The Work is the official student publication of Tarlac State University (TSU) in Tarlac City, Philippines founded in 1948. It is a member of the College Editors Guild of the Philippines (CEGP), the oldest existing alliance of student publications in the country committed to uphold students' rights and press freedom.

The Work circulates its regular issue at least four times in an academic year and its literary folio, Obra, once in a year. It also releases special issues for the university intramurals and student elections and a mid-year issue after the regular semesters.

It is under the Office of Student Affairs and is financially dependent of the university. It is run by an editorial board comprising an editor-in-chief, associate editor, managing editor, associate managing editor, and section editors, all of whom are undergraduate students, supervised by an adviser.

Apart from its published issues, The Work also holds LAAB, a seminar and workshop for student journalists on campus, and Lathala, an annual literary and arts competition where winning works are published in Obra.

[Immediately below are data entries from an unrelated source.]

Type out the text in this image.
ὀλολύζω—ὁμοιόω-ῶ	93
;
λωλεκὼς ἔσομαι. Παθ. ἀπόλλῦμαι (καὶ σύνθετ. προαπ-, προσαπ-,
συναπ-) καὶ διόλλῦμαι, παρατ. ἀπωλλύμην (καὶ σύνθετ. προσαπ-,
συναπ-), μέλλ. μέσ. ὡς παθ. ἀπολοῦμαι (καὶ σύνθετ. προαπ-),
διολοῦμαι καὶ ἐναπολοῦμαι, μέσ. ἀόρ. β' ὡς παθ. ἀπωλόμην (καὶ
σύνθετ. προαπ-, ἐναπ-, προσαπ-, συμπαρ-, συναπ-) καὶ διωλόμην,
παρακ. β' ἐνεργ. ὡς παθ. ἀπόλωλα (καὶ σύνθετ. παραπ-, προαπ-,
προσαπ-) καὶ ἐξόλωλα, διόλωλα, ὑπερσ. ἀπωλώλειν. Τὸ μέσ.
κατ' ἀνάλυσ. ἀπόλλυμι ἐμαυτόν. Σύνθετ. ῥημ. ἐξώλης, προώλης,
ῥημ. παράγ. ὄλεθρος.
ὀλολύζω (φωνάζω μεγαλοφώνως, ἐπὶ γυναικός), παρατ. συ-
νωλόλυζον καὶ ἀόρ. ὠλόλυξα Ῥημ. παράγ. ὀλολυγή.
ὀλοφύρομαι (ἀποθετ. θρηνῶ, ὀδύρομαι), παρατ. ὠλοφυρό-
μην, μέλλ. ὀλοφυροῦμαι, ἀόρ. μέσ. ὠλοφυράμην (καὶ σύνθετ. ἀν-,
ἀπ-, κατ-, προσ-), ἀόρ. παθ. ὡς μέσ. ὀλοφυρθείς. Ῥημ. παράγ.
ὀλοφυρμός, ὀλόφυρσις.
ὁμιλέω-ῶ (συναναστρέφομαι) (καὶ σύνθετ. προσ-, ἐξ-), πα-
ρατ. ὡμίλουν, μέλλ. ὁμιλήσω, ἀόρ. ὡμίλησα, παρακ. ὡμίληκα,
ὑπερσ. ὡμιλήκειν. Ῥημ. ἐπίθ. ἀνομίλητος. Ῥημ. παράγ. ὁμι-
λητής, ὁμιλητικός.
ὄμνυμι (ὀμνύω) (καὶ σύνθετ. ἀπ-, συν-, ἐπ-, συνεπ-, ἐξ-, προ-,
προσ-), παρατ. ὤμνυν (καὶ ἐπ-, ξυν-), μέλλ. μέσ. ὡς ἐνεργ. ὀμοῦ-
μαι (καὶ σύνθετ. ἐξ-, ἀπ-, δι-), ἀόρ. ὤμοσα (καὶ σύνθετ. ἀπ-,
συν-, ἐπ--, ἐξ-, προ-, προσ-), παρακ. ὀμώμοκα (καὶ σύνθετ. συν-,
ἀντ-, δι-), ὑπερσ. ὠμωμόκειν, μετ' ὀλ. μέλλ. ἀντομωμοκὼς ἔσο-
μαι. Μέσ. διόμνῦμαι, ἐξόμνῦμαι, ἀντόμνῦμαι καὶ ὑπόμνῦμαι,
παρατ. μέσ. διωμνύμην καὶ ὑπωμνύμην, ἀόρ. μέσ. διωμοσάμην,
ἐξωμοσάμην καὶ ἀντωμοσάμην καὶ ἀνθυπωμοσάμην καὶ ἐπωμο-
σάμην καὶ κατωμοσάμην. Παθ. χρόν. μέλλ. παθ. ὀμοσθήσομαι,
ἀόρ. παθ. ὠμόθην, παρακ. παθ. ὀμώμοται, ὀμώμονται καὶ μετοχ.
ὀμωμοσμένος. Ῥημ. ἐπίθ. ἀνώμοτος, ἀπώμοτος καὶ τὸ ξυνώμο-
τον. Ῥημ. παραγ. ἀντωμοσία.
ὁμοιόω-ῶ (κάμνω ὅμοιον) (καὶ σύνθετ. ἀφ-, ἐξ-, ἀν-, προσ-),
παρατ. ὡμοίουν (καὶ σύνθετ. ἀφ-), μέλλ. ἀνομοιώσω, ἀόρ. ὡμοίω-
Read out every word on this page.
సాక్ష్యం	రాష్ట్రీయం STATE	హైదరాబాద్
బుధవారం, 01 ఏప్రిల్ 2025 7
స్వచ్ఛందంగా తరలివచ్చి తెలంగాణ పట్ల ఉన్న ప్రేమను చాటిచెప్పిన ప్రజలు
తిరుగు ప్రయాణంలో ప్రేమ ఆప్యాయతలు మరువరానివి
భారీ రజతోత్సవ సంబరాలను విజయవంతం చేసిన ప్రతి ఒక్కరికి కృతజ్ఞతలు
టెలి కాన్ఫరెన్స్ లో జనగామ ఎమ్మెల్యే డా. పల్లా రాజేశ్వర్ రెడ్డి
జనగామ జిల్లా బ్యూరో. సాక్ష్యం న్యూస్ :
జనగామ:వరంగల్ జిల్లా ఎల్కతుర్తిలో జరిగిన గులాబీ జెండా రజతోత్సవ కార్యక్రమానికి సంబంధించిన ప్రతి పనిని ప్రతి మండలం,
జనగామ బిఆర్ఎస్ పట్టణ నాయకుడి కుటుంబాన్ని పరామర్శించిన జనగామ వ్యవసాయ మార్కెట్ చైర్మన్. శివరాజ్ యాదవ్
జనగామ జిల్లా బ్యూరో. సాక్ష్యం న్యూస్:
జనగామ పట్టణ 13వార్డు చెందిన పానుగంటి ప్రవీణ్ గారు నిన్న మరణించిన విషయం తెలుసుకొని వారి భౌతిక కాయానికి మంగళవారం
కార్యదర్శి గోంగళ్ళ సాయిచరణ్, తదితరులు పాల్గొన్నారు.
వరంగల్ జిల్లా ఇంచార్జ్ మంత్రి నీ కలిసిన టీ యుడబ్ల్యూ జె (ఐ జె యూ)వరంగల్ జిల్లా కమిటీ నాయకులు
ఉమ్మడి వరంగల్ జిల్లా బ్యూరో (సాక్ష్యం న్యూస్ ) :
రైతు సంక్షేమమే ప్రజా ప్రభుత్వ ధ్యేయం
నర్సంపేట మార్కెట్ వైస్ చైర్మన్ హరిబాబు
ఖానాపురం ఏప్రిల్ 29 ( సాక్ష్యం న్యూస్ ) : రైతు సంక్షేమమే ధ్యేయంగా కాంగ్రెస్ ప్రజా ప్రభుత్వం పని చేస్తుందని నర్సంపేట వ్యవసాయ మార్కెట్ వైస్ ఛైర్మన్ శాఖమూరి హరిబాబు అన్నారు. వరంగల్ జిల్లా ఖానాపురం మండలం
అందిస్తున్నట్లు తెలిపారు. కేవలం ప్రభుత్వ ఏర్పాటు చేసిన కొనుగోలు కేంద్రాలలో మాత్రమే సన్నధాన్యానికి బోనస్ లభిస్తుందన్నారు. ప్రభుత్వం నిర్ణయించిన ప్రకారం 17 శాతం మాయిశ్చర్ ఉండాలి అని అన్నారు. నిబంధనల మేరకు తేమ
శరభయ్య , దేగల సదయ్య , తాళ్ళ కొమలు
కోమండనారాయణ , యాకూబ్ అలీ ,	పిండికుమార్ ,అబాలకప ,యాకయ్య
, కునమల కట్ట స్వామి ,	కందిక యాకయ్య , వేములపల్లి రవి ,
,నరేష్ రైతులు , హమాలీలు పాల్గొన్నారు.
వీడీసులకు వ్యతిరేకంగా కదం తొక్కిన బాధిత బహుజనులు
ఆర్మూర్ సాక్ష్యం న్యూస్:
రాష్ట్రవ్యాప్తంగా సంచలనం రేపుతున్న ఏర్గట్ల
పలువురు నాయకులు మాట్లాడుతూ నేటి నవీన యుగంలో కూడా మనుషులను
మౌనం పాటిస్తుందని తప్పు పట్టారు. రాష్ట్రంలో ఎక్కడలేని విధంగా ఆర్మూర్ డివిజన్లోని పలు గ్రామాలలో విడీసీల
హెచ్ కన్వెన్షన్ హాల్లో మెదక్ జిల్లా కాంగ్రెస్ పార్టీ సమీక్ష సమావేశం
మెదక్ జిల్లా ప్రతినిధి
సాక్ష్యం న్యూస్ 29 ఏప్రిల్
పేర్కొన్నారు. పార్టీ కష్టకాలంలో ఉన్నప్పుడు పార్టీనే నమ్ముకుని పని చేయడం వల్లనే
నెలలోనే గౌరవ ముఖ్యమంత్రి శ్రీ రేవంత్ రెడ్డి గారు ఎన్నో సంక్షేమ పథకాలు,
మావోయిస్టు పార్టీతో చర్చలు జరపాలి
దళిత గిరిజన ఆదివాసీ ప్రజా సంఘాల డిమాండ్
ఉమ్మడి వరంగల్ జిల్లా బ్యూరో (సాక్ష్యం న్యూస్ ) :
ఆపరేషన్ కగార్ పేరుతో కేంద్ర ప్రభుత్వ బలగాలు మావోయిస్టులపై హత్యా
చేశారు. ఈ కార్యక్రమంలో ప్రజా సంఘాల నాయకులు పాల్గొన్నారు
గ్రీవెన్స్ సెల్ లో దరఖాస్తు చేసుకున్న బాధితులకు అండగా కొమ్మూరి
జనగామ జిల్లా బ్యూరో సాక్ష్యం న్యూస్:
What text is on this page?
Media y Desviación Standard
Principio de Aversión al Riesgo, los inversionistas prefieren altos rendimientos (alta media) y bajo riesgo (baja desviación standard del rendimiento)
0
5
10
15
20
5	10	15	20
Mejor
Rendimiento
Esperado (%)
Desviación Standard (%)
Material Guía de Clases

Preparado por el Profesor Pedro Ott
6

The Work is a two-time Best Performing Publication in the Regional Higher Education Press Conference (RHEPC) and it is the recipient of the Best Publication award at the 6th Gawad Jemalyn Lacadin, a regional biennial event organized by CEGP.

Sections
The regular issues of The Work are published in different formats (broadsheet, magazine, tabloid, newsletter) and contain six sections—the news, editorial and opinion, development communication, features, literary and culture, and the sports sections.
 
News - It usually includes university-based news, local and national news, and other stories affecting the TSU community. It occupies the largest portion of every issue.
Editorial and Opinion
Features 
Development Communication
Literary and Culture
Sports

Activities
LAAB and Lathala are university-wide activities the publication organizes. LAAB is a journalism and arts seminar-workshop offered to college publications annually. Commenced in 2008, it aims to develop effective student journalists and to make college publications more active in campus journalism. Moreover, Lathala was launched in 2010 to discover students' talent in the field of literature and arts. It is a competition open to all students of TSU, and the winners and other selected works are published in Obra, The Work's literary folio.